Michèle A. Flournoy'un analizin
'satanist küresel çete' arka planını görmemizi sağlayan önerisi nettir:
"Washington, Çin'i caydırma kapasitesini arttırsa bile, Pekin'le de sürekli olarak işleyecek üst düzey bir stratejik diyaloğu yeniden başlatmalıdır; bu Richard Nixon’dan bu yana her yönetimin şimdiye dek kabul ettiği bir uygulamadır. Çin ve ABD'nin kendi çıkarlarını ve bakış açılarını düzenli olarak tartışabileceği, potansiyel işbirliği alanlarını (nükleer silahların yayılmasını önleme ve iklim değişikliği gibi) belirleyebileceği ve farklılıklarını çatışmadan ve kısa sürede yönetebilecekleri bir forumun yeniden kurulması esastır; ticaret meseleleri üzerine taktiksel tartışmalar yeterli değildir." Washington'un Rusya ile ABD arasında Şubat ayında sona erecek olan nükleer silah anlaşması New START'ı genişletmek için birçok defa Çin'e müzakerelere katılması çağrısında bulunmaktadır. 8 Temmuz 2020'de nükleer silahları sınırlandıracak ABD ve Rusya'nın dahil olduğu bir anlaşmaya katılmaktan "memnuniyet" duyacağını açıklayan Çin, ancak bunun için ABD'nin nükleer silahlarını Çin ile aynı seviyeye indirmesini şart koştu. Çin Dışişleri Bakanlığı'nda silah kontrol dairesinin başında bulunan Fu Cong yaptığı açıklamada '
ABD'nin nükleer cephaneliği Çin'in yaklaşık 20 katı büyüklükte iken Soğuk Savaş döneminden kalma süper güçlerle müzakerelere katılmakla ilgilenmediğini' yineledi:
"Sizi temin ederim ki eğer ABD Çin'in seviyesine inmeye hazır olduğunu söylerse, Çin hemen ertesi gün müzakerelere katılmaktan memnuniyet duyacaktır. Ancak, bunun olmayacağını biliyoruz." Fu, ABD'nin Çin'den üçlü müzakerelere katılmasını istemesinin "dikkatleri başka yöne çekmek adına bir oyundan" başka bir şey olmadığını ve ABD'nin New START anlaşmasından kurtulmak için bir bahane olduğunu ileri sürdü:
"Gerçek amaç tüm kısıtlamalardan kurtulmak ve herhangi bir düşman, gerçek ya da hayali tüm tehditler üzerinde özgürce askeri üstünlük sağlayabilmektir."
Seçkin Deniz, 11.07.2020
How to Prevent a War in Asia
"Amerikan caydırıcılığındaki erozyon Çin'in yanlış hesap yapma riskini arttırıyor."

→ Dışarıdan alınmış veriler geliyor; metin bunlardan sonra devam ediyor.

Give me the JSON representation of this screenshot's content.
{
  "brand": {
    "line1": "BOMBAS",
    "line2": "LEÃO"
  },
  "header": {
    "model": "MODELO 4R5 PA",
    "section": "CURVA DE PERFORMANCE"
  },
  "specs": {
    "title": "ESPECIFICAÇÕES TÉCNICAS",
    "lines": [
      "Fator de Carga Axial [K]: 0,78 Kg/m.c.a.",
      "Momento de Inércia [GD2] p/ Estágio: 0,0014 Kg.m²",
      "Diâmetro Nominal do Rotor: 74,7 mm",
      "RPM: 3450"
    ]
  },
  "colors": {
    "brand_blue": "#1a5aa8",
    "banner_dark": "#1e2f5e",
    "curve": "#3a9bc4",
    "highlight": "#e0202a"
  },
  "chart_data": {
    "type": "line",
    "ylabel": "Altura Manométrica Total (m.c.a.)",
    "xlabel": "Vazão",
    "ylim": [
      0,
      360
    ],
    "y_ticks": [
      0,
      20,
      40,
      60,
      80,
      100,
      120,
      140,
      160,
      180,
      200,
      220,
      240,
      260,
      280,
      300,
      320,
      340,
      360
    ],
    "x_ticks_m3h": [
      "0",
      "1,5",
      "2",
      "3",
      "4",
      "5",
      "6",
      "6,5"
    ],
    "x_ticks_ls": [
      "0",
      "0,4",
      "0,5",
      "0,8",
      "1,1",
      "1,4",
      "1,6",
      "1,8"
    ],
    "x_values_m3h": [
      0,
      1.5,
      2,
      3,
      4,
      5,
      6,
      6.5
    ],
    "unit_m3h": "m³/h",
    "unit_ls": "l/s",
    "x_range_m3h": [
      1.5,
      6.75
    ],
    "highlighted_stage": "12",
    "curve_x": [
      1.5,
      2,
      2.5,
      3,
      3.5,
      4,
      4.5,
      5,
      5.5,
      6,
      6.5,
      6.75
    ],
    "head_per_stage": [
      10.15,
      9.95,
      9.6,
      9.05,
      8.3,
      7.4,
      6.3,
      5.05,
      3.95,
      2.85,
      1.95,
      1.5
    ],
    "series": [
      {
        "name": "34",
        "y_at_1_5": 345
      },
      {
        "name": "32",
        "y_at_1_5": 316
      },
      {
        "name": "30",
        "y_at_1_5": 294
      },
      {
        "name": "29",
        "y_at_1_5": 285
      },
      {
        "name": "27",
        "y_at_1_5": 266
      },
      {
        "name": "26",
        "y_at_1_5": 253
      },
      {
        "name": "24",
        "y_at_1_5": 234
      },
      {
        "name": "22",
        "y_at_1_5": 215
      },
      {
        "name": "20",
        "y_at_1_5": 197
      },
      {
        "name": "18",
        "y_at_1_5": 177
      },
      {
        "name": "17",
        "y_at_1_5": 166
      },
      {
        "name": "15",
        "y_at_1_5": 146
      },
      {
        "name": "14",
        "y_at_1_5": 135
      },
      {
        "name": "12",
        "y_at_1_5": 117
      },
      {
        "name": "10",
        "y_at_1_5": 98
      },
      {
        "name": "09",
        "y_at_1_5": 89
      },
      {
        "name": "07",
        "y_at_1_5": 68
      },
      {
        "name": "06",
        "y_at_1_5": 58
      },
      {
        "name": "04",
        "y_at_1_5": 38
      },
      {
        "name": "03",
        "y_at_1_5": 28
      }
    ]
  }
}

Pandemi sonrası dünya hakkındaki tüm belirsizliklerin ortasında, bir şeyin olacağı neredeyse kesin: ABD ve Çin arasındaki gerilimler, koronavirüs salgını öncesinde olduğundan daha keskin olacak.
ABD-Çin rekabetinin yeniden canlanması, politika yapıcılar için - ticaret ve ekonomi, teknoloji, küresel etki ve daha fazlası ile ilgili - birtakım zorluklar doğuruyor, ancak hiçbiri savaş riskini azaltmaktan daha fazla sonuç vermiyor. Ne yazık ki, günümüzün artan Çin atılganlığı ve askeri gücü ile ABD'nin caydırıcılığını yıpratan benzersiz tehlikeli karışım nedeniyle bu risk on yıllardır olduğundan daha fazla ve büyüyor.